Обито так нуждается в этом состоянии почти транса, что, наплевав на ранний подъем, идёт к старым, заброшенным полигонам на отдалённых территориях клана, прихватив только эластичные бинты и воду. Там всё давно поросло сорняками и крапивой, одичало и почти слилось с дикими, лесными дебрями. Лет пять назад Обито вычистил под свои нужды только одну площадку и с тех пор предпочитал сгонять с себя семь потов в тихом одиночестве. Многие его соклановцы побаиваются соваться на опустевший отшиб Конохи, где раньше им приходилось кучковаться по необходимости. Или по чьей-то прихоти. Оно и не удивительно: сейчас большую часть клана составляют совсем ещё сопляки, едва доросшие до звания джоунина, и суеверный, бессознательный страх, смазанные воспоминания о прошлом и боль на подкорке мозга, генами выкованная в пламя их додзюцу, всё ещё живы и крепки.
Обито помнил, как сам вылавливал по тонущему в крови кварталу детей, подростков и по возможности выживших женщин, отбивал их у безликих АНБУ и прятал у себя в Камуи или гнал в сторону временного убежища — их катакомбы под землёй. Единственный и последний приказ Фугаку перед смертью и их первостепенная задача: спасти любой ценой хотя бы молодняк.
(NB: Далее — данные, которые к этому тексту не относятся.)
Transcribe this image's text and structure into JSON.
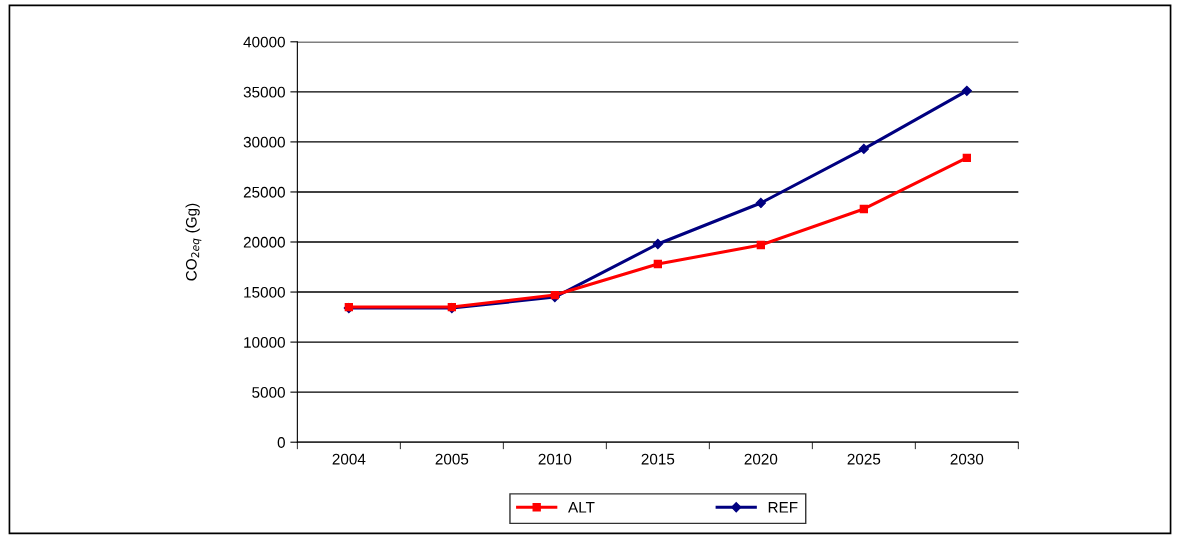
{
  "chart_data": {
    "type": "line",
    "ylabel": "CO$_{2eq}$ (Gg)",
    "categories": [
      "2004",
      "2005",
      "2010",
      "2015",
      "2020",
      "2025",
      "2030"
    ],
    "series": [
      {
        "name": "ALT",
        "color": "#ff0000",
        "marker": "square",
        "values": [
          13500,
          13500,
          14700,
          17800,
          19700,
          23300,
          28400
        ]
      },
      {
        "name": "REF",
        "color": "#000080",
        "marker": "diamond",
        "values": [
          13400,
          13400,
          14500,
          19800,
          23900,
          29300,
          35100
        ]
      }
    ],
    "ylim": [
      0,
      40000
    ],
    "yticks": [
      0,
      5000,
      10000,
      15000,
      20000,
      25000,
      30000,
      35000,
      40000
    ],
    "grid": "y",
    "legend": "bottom",
    "line_style": "solid"
  }
}
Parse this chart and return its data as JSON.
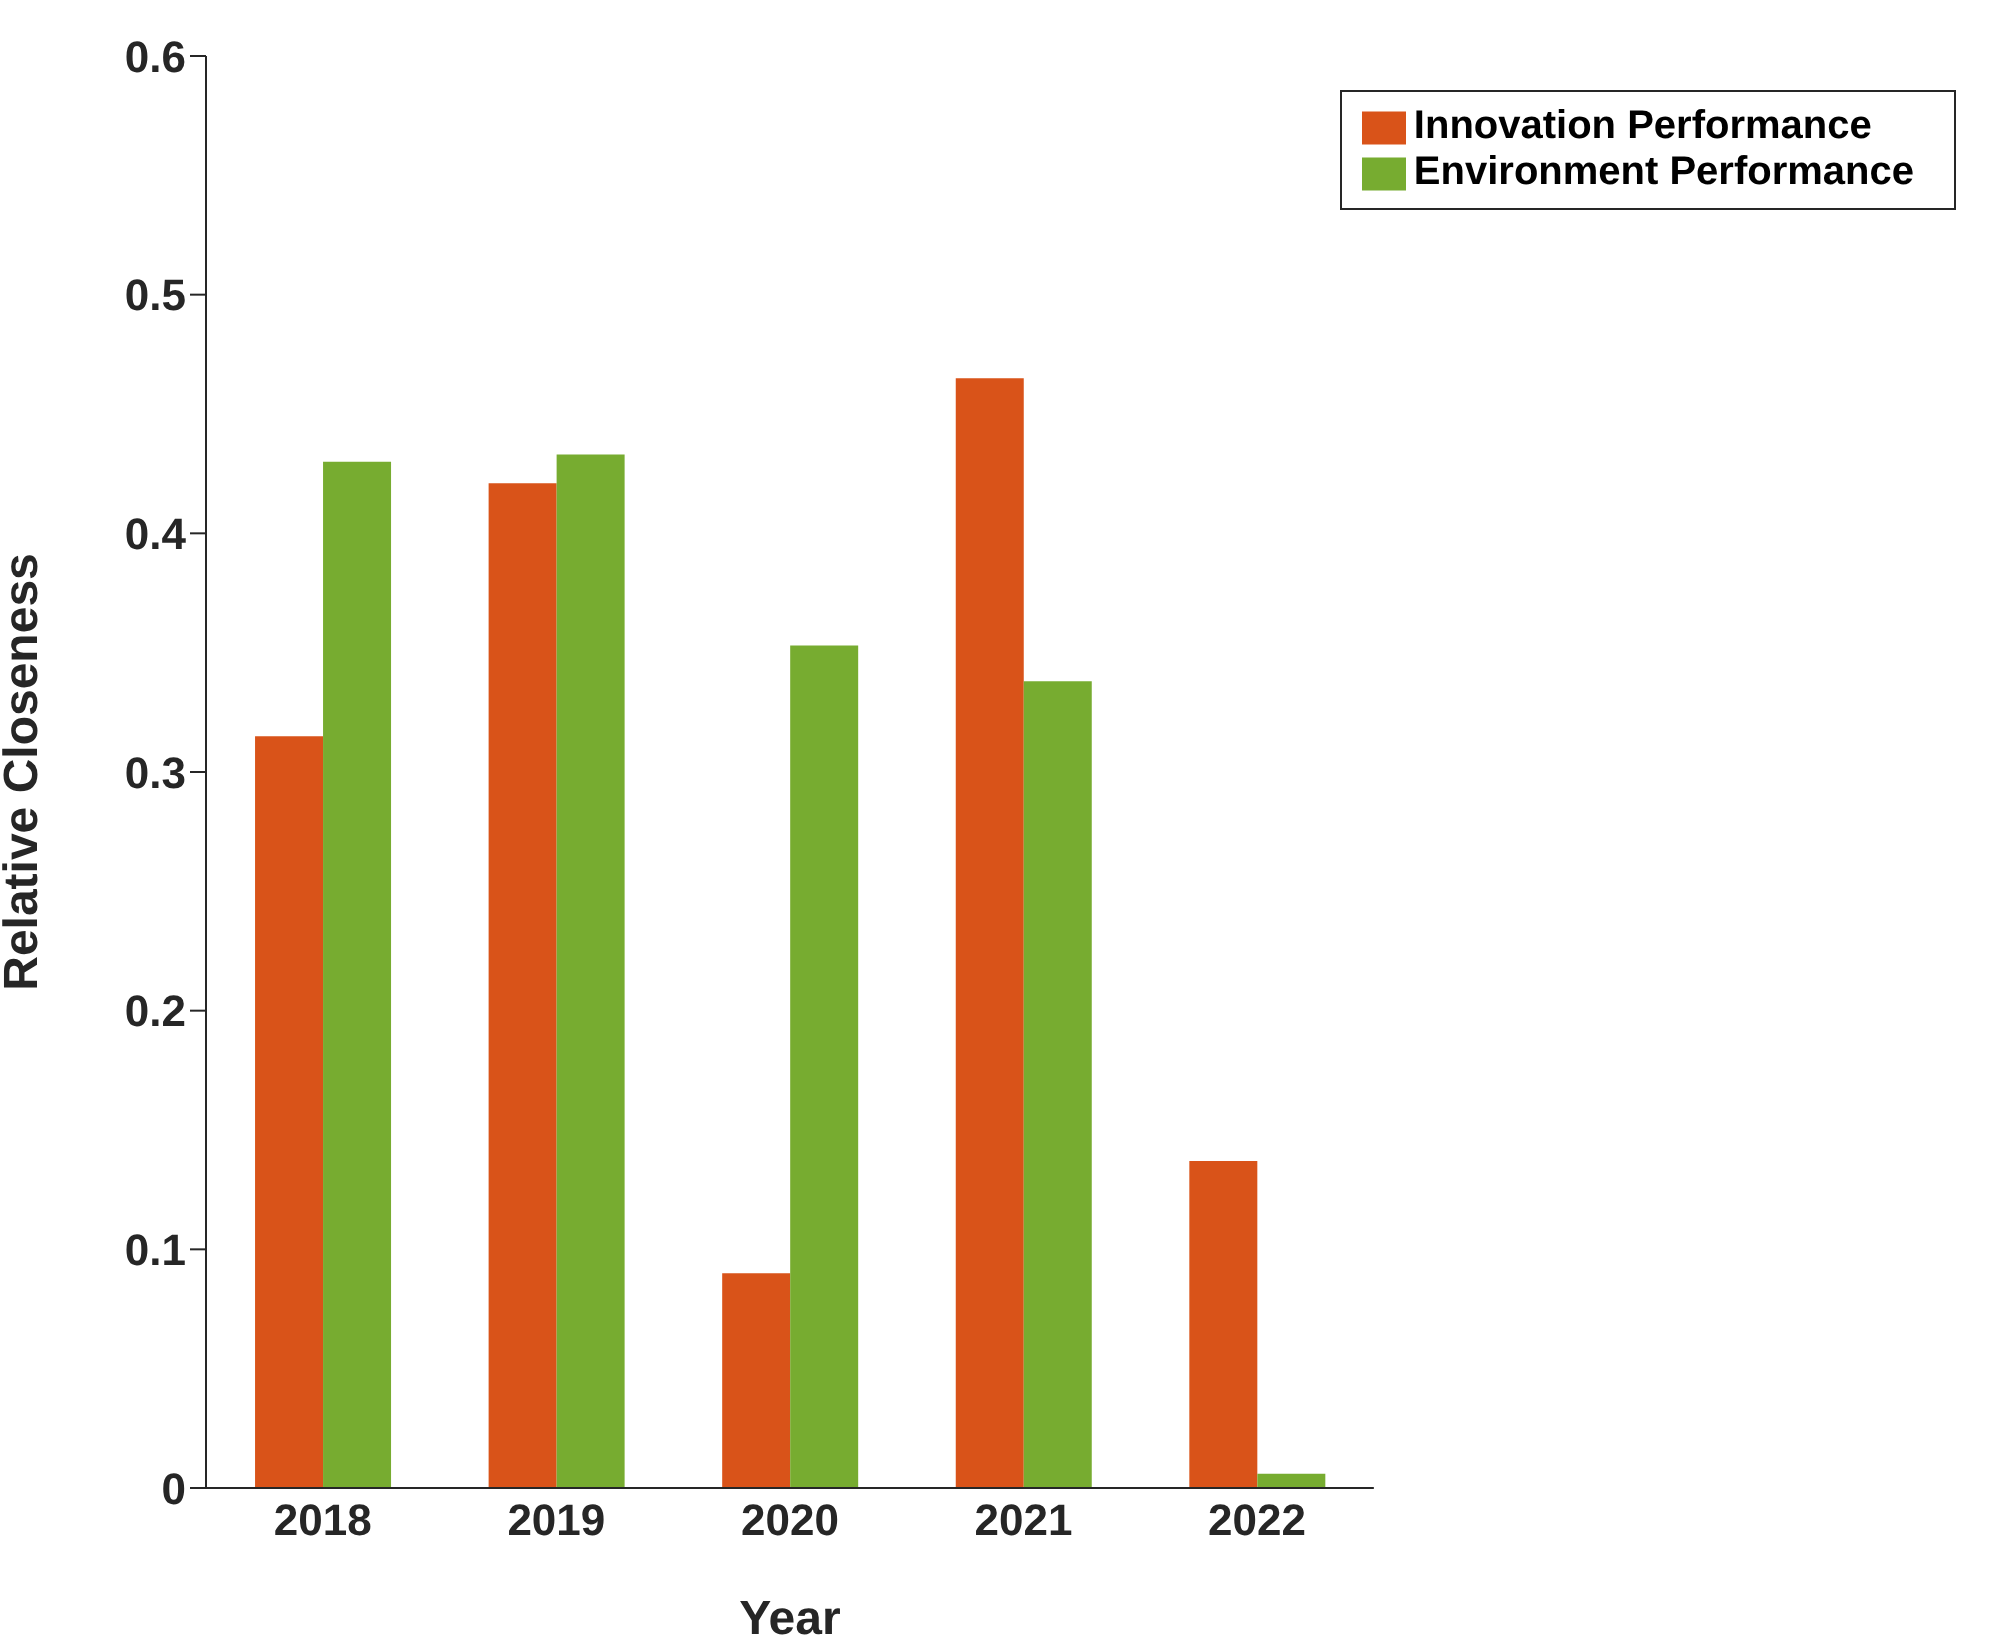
{
  "chart_data": {
    "type": "bar",
    "xlabel": "Year",
    "ylabel": "Relative Closeness",
    "categories": [
      "2018",
      "2019",
      "2020",
      "2021",
      "2022"
    ],
    "series": [
      {
        "name": "Innovation Performance",
        "color": "#d95319",
        "values": [
          0.315,
          0.421,
          0.09,
          0.465,
          0.137
        ]
      },
      {
        "name": "Environment Performance",
        "color": "#77ac30",
        "values": [
          0.43,
          0.433,
          0.353,
          0.338,
          0.006
        ]
      }
    ],
    "ylim": [
      0,
      0.6
    ],
    "yticks": [
      0,
      0.1,
      0.2,
      0.3,
      0.4,
      0.5,
      0.6
    ],
    "legend": "top right",
    "grid": false
  }
}
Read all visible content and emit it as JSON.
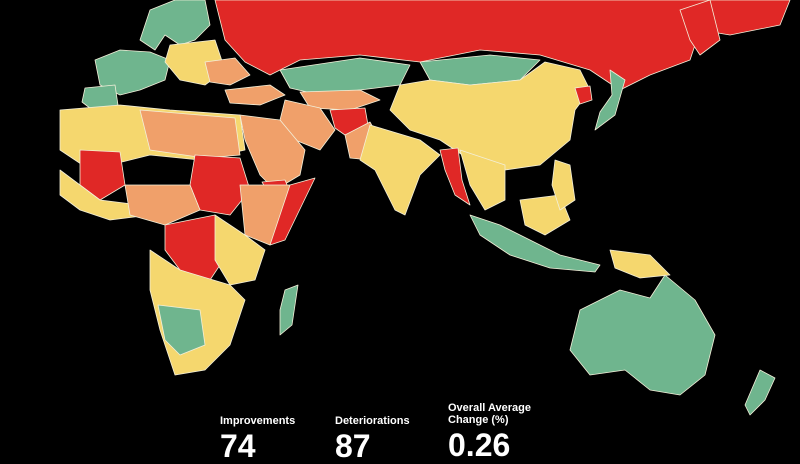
{
  "stats": [
    {
      "label": "Improvements",
      "value": "74"
    },
    {
      "label": "Deteriorations",
      "value": "87"
    },
    {
      "label": "Overall Average Change (%)",
      "value": "0.26"
    }
  ]
}
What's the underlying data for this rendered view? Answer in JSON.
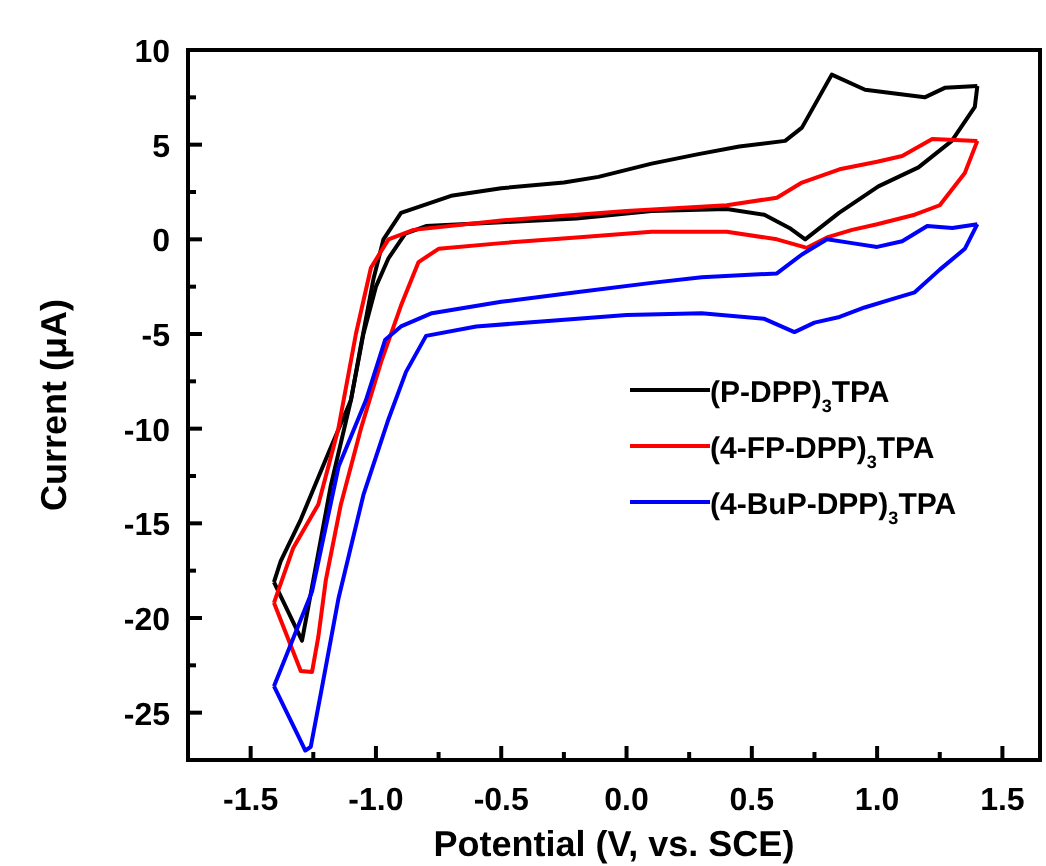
{
  "chart_data": {
    "type": "line",
    "xlabel": "Potential (V, vs. SCE)",
    "ylabel": "Current (μA)",
    "xlim": [
      -1.75,
      1.65
    ],
    "ylim": [
      -27.5,
      10
    ],
    "xticks": [
      {
        "value": -1.5,
        "label": "-1.5"
      },
      {
        "value": -1.25,
        "label": null
      },
      {
        "value": -1.0,
        "label": "-1.0"
      },
      {
        "value": -0.75,
        "label": null
      },
      {
        "value": -0.5,
        "label": "-0.5"
      },
      {
        "value": -0.25,
        "label": null
      },
      {
        "value": 0,
        "label": "0.0"
      },
      {
        "value": 0.25,
        "label": null
      },
      {
        "value": 0.5,
        "label": "0.5"
      },
      {
        "value": 0.75,
        "label": null
      },
      {
        "value": 1.0,
        "label": "1.0"
      },
      {
        "value": 1.25,
        "label": null
      },
      {
        "value": 1.5,
        "label": "1.5"
      }
    ],
    "yticks": [
      {
        "value": -25,
        "label": "-25"
      },
      {
        "value": -22.5,
        "label": null
      },
      {
        "value": -20,
        "label": "-20"
      },
      {
        "value": -17.5,
        "label": null
      },
      {
        "value": -15,
        "label": "-15"
      },
      {
        "value": -12.5,
        "label": null
      },
      {
        "value": -10,
        "label": "-10"
      },
      {
        "value": -7.5,
        "label": null
      },
      {
        "value": -5,
        "label": "-5"
      },
      {
        "value": -2.5,
        "label": null
      },
      {
        "value": 0,
        "label": "0"
      },
      {
        "value": 2.5,
        "label": null
      },
      {
        "value": 5,
        "label": "5"
      },
      {
        "value": 7.5,
        "label": null
      },
      {
        "value": 10,
        "label": "10"
      }
    ],
    "grid": false,
    "legend": "right",
    "marker": "none",
    "line_style": "solid",
    "series": [
      {
        "name": "(P-DPP)$_{3}$TPA",
        "color": "#000000",
        "x": [
          -1.407,
          -1.295,
          -1.25,
          -1.18,
          -1.1,
          -1.05,
          -1.0,
          -0.95,
          -0.883,
          -0.8,
          -0.5,
          -0.2,
          0.1,
          0.4,
          0.55,
          0.65,
          0.713,
          0.848,
          1.005,
          1.165,
          1.298,
          1.39,
          1.4
        ],
        "values": [
          -18.1,
          -21.2,
          -18,
          -13,
          -8.5,
          -5,
          -2.5,
          -1,
          0.3,
          0.7,
          0.9,
          1.1,
          1.5,
          1.6,
          1.3,
          0.6,
          0,
          1.4,
          2.8,
          3.8,
          5.2,
          7,
          8.1
        ]
      },
      {
        "color": "#000000",
        "x": [
          -1.407,
          -1.38,
          -1.3,
          -1.19,
          -1.1,
          -1.06,
          -1.01,
          -0.97,
          -0.9,
          -0.7,
          -0.5,
          -0.25,
          -0.112,
          0.1,
          0.287,
          0.45,
          0.633,
          0.7,
          0.819,
          0.952,
          1.19,
          1.27,
          1.4
        ],
        "values": [
          -18.1,
          -17,
          -14.8,
          -11.3,
          -8.5,
          -5.6,
          -2.1,
          0,
          1.4,
          2.3,
          2.7,
          3.0,
          3.3,
          4.0,
          4.5,
          4.9,
          5.2,
          5.9,
          8.7,
          7.9,
          7.5,
          8.0,
          8.1
        ]
      },
      {
        "name": "(4-FP-DPP)$_{3}$TPA",
        "color": "#ff0000",
        "x": [
          -1.407,
          -1.33,
          -1.23,
          -1.15,
          -1.08,
          -1.02,
          -0.95,
          -0.85,
          -0.5,
          0,
          0.4,
          0.6,
          0.7,
          0.85,
          1.0,
          1.1,
          1.22,
          1.4
        ],
        "values": [
          -19.2,
          -16.3,
          -14,
          -10,
          -5,
          -1.5,
          0,
          0.5,
          1.0,
          1.5,
          1.8,
          2.2,
          3.0,
          3.7,
          4.1,
          4.4,
          5.3,
          5.2
        ]
      },
      {
        "color": "#ff0000",
        "x": [
          -1.407,
          -1.3,
          -1.255,
          -1.23,
          -1.2,
          -1.14,
          -1.06,
          -0.98,
          -0.9,
          -0.83,
          -0.75,
          -0.5,
          -0.2,
          0.1,
          0.4,
          0.6,
          0.72,
          0.8,
          0.9,
          1.0,
          1.15,
          1.25,
          1.35,
          1.4
        ],
        "values": [
          -19.2,
          -22.8,
          -22.85,
          -21,
          -18,
          -14,
          -10,
          -6.5,
          -3.5,
          -1.2,
          -0.5,
          -0.2,
          0.1,
          0.4,
          0.4,
          0,
          -0.45,
          0.1,
          0.5,
          0.8,
          1.3,
          1.8,
          3.5,
          5.2
        ]
      },
      {
        "name": "(4-BuP-DPP)$_{3}$TPA",
        "color": "#0000ff",
        "x": [
          -1.407,
          -1.255,
          -1.149,
          -1.04,
          -0.963,
          -0.9,
          -0.777,
          -0.5,
          -0.2,
          0.1,
          0.3,
          0.6,
          0.7,
          0.8,
          0.9,
          1.0,
          1.1,
          1.2,
          1.3,
          1.4
        ],
        "values": [
          -23.6,
          -18.6,
          -12,
          -8.5,
          -5.3,
          -4.6,
          -3.9,
          -3.3,
          -2.8,
          -2.3,
          -2.0,
          -1.8,
          -0.8,
          0,
          -0.2,
          -0.4,
          -0.1,
          0.7,
          0.6,
          0.8
        ]
      },
      {
        "color": "#0000ff",
        "x": [
          -1.407,
          -1.3,
          -1.282,
          -1.26,
          -1.22,
          -1.15,
          -1.05,
          -0.95,
          -0.88,
          -0.8,
          -0.6,
          -0.3,
          0,
          0.3,
          0.55,
          0.67,
          0.75,
          0.85,
          0.95,
          1.05,
          1.15,
          1.25,
          1.35,
          1.4
        ],
        "values": [
          -23.6,
          -26.5,
          -27.0,
          -26.8,
          -24,
          -19,
          -13.5,
          -9.5,
          -7,
          -5.1,
          -4.6,
          -4.3,
          -4.0,
          -3.9,
          -4.2,
          -4.9,
          -4.4,
          -4.1,
          -3.6,
          -3.2,
          -2.8,
          -1.6,
          -0.5,
          0.8
        ]
      }
    ]
  }
}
Он помнил, как перепуганная, осиротевшая, ничтожно крошечная кучка хныкающих малышей облепила его ноги, цеплялась за руки и испорченную одежду. Удивительно послушные и смышлёные, они не смотрели туда, куда Обито запретил им смотреть, и покорно плелись за ним гуськом в сторону храма, вычищенного от трупов. В ту ночь стены священного места больше не оскверняли разговоры о заговоре и планы восстания; они собрались под древними сводами, пропахшими благовониями, пылью и старостью, всем поредевшим кланом зализывать раны и пересчитывать выживших. Обито до сих пор с уверенностью не мог сказать, какой повод был хуже.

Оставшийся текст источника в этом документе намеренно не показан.